Я ничего не отвечал, предчувствуя что-то недоброе.
— Убили бобра… Ха-ха! — засмеялся Гришка, обращаясь уже к Антону. — Аполлон-то бельведерский пощелкал-пощелкал зубами в Таракановке и придумал: «Дай женюсь на богатой невесте»… Так я говорю, Антон?
— Та-ак, — соглашался Антон, как-то забавно поднимая брови кверху.
— Расчет самый верный… ха-ха! — продолжал Гришка, вышивая рюмку водки. — На голодные-то зубы и Агния Марковна сойдет за настоящую невесту… Убили бобра!.. Агния-то Марковна три года жила с Иринархом, надоела ему, да и Симочка подросла — вот дурака подходящего и подыскали столкнуть Агнию Марковну… Живет старуха за барином! А то позабыли, что я наследник… Ха-ха!.. Я им всем утру нос-от… Думают, умрет отец Марк, мы все наследство и заберем. Как бы не так!
— Ты говоришь, Гришка, Агния-то три года с Иринархом жила? — спрашивал Антон.
— А то как же иначе, конечно, жила: я сам от нее записочки Иринарху возил…
— А теперь, говоришь, он Симочку к рукам прибирает?
— Верно… конфеты ей возит, улыбается… У-у, разбойник! Гришка, брат, все видит, да ему наплевать на них на всех, мне отдай наследство — а там черт с вами со всеми.
— А ловко Иринарх облапошил Аполлошку Обонполова.
— Еще как ловко: как сани подал, садись да поезжай. Во дьякона обещал поставить Аполлошку-то… Ха-ха… Сливочки-то отец Иринарх снял, а отец дьякон после него снятое молочко будет допивать… Ха-ха!.. Агния мне сестра, а я всем скажу, что она с Иринархом жила… И в рожу наплюю Аполлошке, зачем за чужим наследством гонится!
— Сокрушу зубы грешника, и возрадуются кости смиренные, — заключил Антон.
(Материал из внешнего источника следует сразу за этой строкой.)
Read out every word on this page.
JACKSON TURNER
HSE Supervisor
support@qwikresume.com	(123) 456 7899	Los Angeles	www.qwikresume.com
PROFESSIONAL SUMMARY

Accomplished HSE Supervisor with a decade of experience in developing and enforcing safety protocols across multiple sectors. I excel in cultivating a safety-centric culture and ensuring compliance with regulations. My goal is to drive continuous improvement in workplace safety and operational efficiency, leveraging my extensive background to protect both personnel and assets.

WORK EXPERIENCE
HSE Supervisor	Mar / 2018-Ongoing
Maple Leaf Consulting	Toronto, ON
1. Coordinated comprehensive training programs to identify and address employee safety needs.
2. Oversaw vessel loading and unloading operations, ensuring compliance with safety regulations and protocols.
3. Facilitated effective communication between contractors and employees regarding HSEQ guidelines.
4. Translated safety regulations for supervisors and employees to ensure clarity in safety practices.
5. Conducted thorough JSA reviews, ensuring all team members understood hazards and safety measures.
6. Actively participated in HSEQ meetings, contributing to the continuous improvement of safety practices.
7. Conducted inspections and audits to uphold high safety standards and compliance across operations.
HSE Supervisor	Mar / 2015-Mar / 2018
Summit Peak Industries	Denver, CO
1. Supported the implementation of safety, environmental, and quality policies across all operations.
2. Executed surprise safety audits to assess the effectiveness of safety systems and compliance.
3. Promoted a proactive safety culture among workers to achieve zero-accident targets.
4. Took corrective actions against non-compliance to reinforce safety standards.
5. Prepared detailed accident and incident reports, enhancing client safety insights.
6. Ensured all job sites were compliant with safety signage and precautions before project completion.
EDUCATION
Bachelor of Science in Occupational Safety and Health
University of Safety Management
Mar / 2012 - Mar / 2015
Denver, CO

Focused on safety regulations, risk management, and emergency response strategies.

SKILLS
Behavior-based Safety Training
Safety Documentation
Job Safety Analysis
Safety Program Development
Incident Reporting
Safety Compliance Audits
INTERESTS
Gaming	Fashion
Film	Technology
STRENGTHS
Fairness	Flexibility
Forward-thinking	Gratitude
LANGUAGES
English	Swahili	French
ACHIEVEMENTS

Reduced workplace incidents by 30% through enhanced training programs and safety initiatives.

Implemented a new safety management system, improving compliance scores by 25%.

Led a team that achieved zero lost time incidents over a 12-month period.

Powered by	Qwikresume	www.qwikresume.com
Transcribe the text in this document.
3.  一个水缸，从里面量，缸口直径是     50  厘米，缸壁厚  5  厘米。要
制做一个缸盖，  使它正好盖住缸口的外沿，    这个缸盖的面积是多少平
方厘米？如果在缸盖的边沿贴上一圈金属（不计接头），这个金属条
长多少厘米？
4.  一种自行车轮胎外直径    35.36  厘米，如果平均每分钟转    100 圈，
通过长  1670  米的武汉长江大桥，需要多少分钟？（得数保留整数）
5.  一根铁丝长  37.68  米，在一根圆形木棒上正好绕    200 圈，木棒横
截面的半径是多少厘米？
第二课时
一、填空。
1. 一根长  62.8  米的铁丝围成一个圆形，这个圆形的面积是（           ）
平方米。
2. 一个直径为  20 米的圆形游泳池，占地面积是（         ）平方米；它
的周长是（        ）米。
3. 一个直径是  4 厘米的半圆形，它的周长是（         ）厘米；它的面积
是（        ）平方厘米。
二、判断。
Вся эта сцена мелькнула предо мной в каком-то тумане; помню только, как во сне, как что-то сдавило мне горло, помню, как у меня от бешенства перекосило все лицо и как я бросился со стулом на Гришку. Затем я очутился на полу, кто-то меня таскал за волосы, плевал мне в лицо, и, наконец, послышался голос Антона: «Давай, Гришка, потопчем наследника»… Меня начали топтать ногами, давили грудь коленкой, и, наконец, все скрылось в каком-то тяжелом тумане. Когда я очнулся, в комнате никого не было, я по-прежнему лежал на полу, а в окно смотрела яркая луна; мне почему-то показалось, что я не Кир Обонполов, а Меркулыч, которого на моих глазах колотили Прошка с Вахрушкой… Меркулыч так же лежал на полу и гак же не мог пошевелить ни одним пальцем; припоминая разговор Антона с Гришкой, я позабыл о собственном положении и задрожал от подавляющего чувства унижения… Что они говорили о моем отце, об Аполлоне, об Агнии Марковне, о бедной Симочке!.. Бедная Симочка… Я никогда так не любил ее, как в эту минуту, и мне невыразимо приятна была одна мысль, что я, вступившись за нашу фамильную честь, пострадал отчасти и за нее, даже пролил несколько капель крови.